Wie beeinflusst die Genetik das Verhalten des Hundes?

Das Thema Genetik und Verhalten gehört zu den spannendsten und gleichzeitig schwierigsten Themen, die die Biologie im Bereich Genetik kennt. Im Zusammenhang zwischen komplexem Verhalten und den dazu genetisch erfassbaren Grundlagen ist bisher wenig wissenschaftlich belegbar oder gar über einen Test zu erfassen. Erst Forschungsergebnisse der letzten Jahre liefern Ansätze, die einige Prinzipien der genetischen Verankerung von Verhaltensweisen bei Hunden in ein neues Licht rücken.

Wie beeinflusst die Genetik das Verhalten?

Rassehunde, wie wir sie heute kennen, sind entwicklungsgeschichtlich gesehen sehr jung.
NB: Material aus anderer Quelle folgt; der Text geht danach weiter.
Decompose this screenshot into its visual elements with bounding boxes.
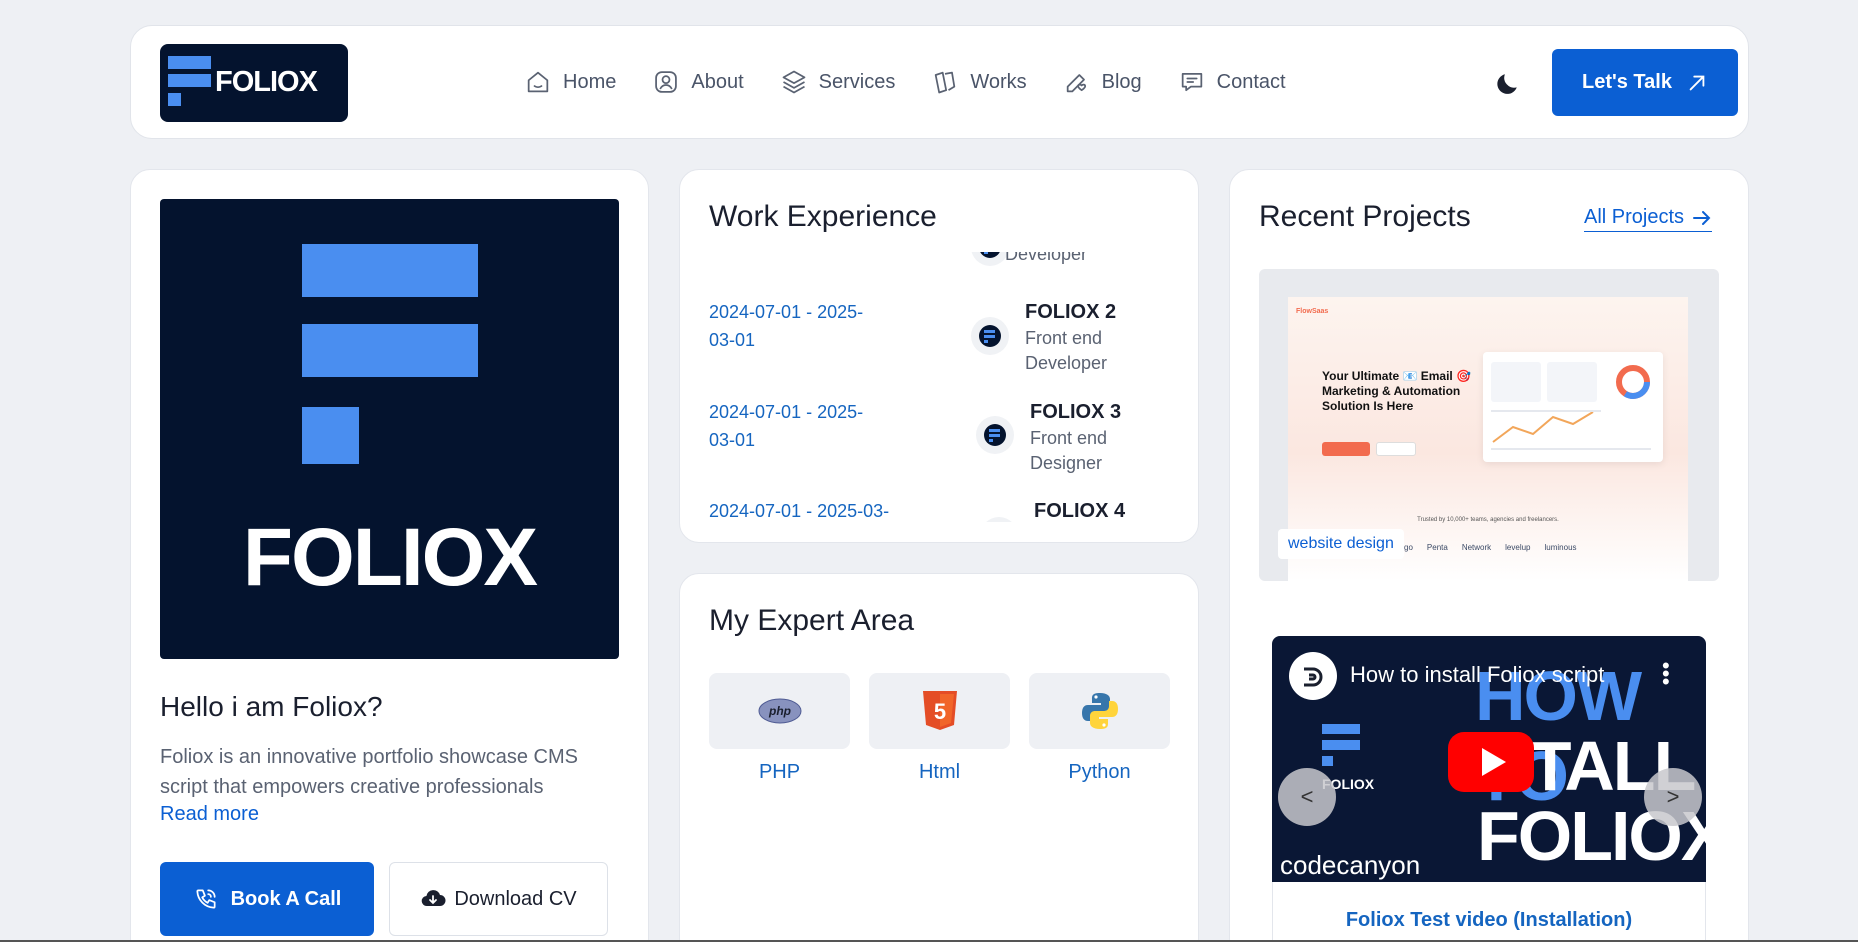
work-experience-title: Work Experience: [709, 200, 937, 233]
company-logo-icon: [976, 416, 1014, 454]
nav-about[interactable]: About: [652, 58, 744, 106]
mock-headline: Your Ultimate 📧 Email 🎯Marketing & Autom…: [1322, 369, 1472, 413]
skill-html-label: Html: [918, 761, 961, 783]
dark-mode-toggle-icon[interactable]: [1493, 68, 1523, 98]
work-date: 2024-07-01 - 2025-03-: [709, 501, 890, 521]
site-logo[interactable]: FOLIOX: [160, 44, 348, 122]
site-header: FOLIOX Home About Services Works Blog Co…: [130, 25, 1749, 139]
play-button[interactable]: [1448, 732, 1534, 792]
profile-card: FOLIOX Hello i am Foliox? Foliox is an i…: [130, 169, 649, 942]
hero-logo-text: FOLIOX: [242, 512, 538, 603]
mock-logos: Vertigo Penta Network levelup luminous: [1388, 543, 1577, 552]
nav-about-label: About: [691, 70, 744, 93]
book-call-label: Book A Call: [230, 887, 342, 910]
main-nav: Home About Services Works Blog Contact: [524, 58, 1286, 106]
all-projects-label: All Projects: [1584, 206, 1685, 228]
profile-description: Foliox is an innovative portfolio showca…: [160, 746, 578, 798]
download-cv-label: Download CV: [454, 887, 577, 910]
skill-php-label: PHP: [758, 761, 801, 783]
logo-text: FOLIOX: [215, 66, 318, 98]
carousel-prev-button[interactable]: <: [1278, 768, 1336, 826]
chat-icon: [1181, 72, 1202, 92]
youtube-video-embed[interactable]: HOW TO STALL FOLIOX FOLIOX How to instal…: [1272, 636, 1706, 882]
nav-home[interactable]: Home: [524, 58, 616, 106]
profile-title: Hello i am Foliox?: [160, 691, 383, 722]
video-brand-text: codecanyon: [1280, 850, 1421, 880]
work-experience-list[interactable]: Developer 2024-07-01 - 2025-03-01 FOLIOX…: [709, 252, 1179, 522]
svg-text:5: 5: [933, 699, 945, 724]
work-role: Front end Designer: [1030, 428, 1108, 473]
work-company: FOLIOX 4: [1034, 500, 1126, 522]
python-icon: [1081, 693, 1118, 729]
nav-contact[interactable]: Contact: [1178, 58, 1286, 106]
work-company: FOLIOX 2: [1025, 301, 1117, 323]
work-role: Developer: [1005, 252, 1088, 264]
php-icon: php: [758, 698, 801, 724]
profile-hero-image: FOLIOX: [160, 199, 619, 659]
company-logo-icon: [971, 317, 1009, 355]
video-caption[interactable]: Foliox Test video (Installation): [1272, 882, 1706, 942]
recent-projects-card: Recent Projects All Projects FlowSaas Yo…: [1229, 169, 1749, 942]
company-logo-icon: [971, 252, 1009, 266]
nav-contact-label: Contact: [1216, 70, 1286, 93]
html5-icon: 5: [922, 691, 957, 730]
project-thumbnail[interactable]: FlowSaas Your Ultimate 📧 Email 🎯Marketin…: [1259, 269, 1719, 581]
nav-works[interactable]: Works: [931, 58, 1027, 106]
cards-icon: [935, 71, 956, 94]
work-experience-card: Work Experience Developer 2024-07-01 - 2…: [679, 169, 1199, 543]
nav-blog[interactable]: Blog: [1063, 58, 1142, 106]
nav-services-label: Services: [818, 70, 896, 93]
cloud-download-icon: [422, 890, 446, 907]
expert-area-title: My Expert Area: [709, 604, 915, 637]
lets-talk-label: Let's Talk: [1582, 71, 1672, 93]
video-card: HOW TO STALL FOLIOX FOLIOX How to instal…: [1272, 636, 1706, 942]
recent-projects-title: Recent Projects: [1259, 200, 1471, 233]
video-more-icon[interactable]: • • •: [1662, 655, 1670, 693]
mock-dashboard: [1483, 352, 1663, 462]
read-more-link[interactable]: Read more: [160, 803, 259, 826]
mock-trust-text: Trusted by 10,000+ teams, agencies and f…: [1417, 517, 1559, 523]
carousel-next-button[interactable]: >: [1644, 768, 1702, 826]
svg-text:php: php: [768, 704, 791, 718]
work-company: FOLIOX 3: [1030, 401, 1122, 423]
mock-brand: FlowSaas: [1296, 307, 1329, 315]
arrow-up-right-icon: [1689, 75, 1705, 90]
video-title[interactable]: How to install Foliox script: [1350, 662, 1604, 688]
nav-services[interactable]: Services: [780, 58, 896, 106]
work-role: Front end Developer: [1025, 328, 1108, 373]
book-call-button[interactable]: Book A Call: [160, 862, 374, 936]
skill-php[interactable]: php: [709, 673, 850, 749]
project-category-tag[interactable]: website design: [1278, 529, 1404, 559]
work-date: 2024-07-01 - 2025-03-01: [709, 302, 864, 350]
all-projects-link[interactable]: All Projects: [1584, 206, 1713, 232]
channel-avatar[interactable]: [1289, 652, 1337, 700]
skill-html[interactable]: 5: [869, 673, 1010, 749]
lets-talk-button[interactable]: Let's Talk: [1552, 49, 1738, 116]
skill-python[interactable]: [1029, 673, 1170, 749]
nav-works-label: Works: [970, 70, 1027, 93]
skill-python-label: Python: [1068, 761, 1131, 783]
phone-icon: [196, 889, 216, 909]
company-logo-icon: [980, 517, 1018, 522]
user-icon: [655, 71, 678, 93]
layers-icon: [782, 70, 805, 94]
nav-home-label: Home: [563, 70, 617, 93]
nav-blog-label: Blog: [1101, 70, 1142, 93]
home-icon: [527, 71, 549, 93]
channel-logo-icon: [1304, 667, 1323, 687]
pen-heart-icon: [1066, 74, 1086, 93]
expert-area-card: My Expert Area php PHP 5 Html Python: [679, 573, 1199, 942]
download-cv-button[interactable]: Download CV: [389, 862, 608, 936]
work-date: 2024-07-01 - 2025-03-01: [709, 402, 864, 450]
arrow-right-icon: [1693, 210, 1711, 225]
Die Aufspaltung in das moderne Rassensystem mit seinen strikten Standards ist erst ca. 250 Jahre alt. Der Mensch ist schon lange maßgeblich an der Entwicklung des Hundes beteiligt, indem eine enge Bindung zwischen Mensch und Hund etabliert wurde und dann bestimmte Tiere, welche besonders für bestimmte Aufgaben geeignet waren, gezielt miteinander verpaart wurden. Die Weiterentwicklung der Rassen hängt heute ausschließlich vom Mensch ab. War der Rassebegriff früher direkt an eine spezische Aufgabe gebunden, so geben die heutigen Standards vor allem Körperbau und äußere Merkmale im Detail vor. Verhalten spielt hier jedoch auch eine große Rolle. Eine grundlegende Frage die sich die Wissenschaft schon seit Konrad Lorenz, der als einer der Begründer der modernen Verhaltensforschung gilt, stellt ist, welcher Anteil des Verhaltens vererbt wird.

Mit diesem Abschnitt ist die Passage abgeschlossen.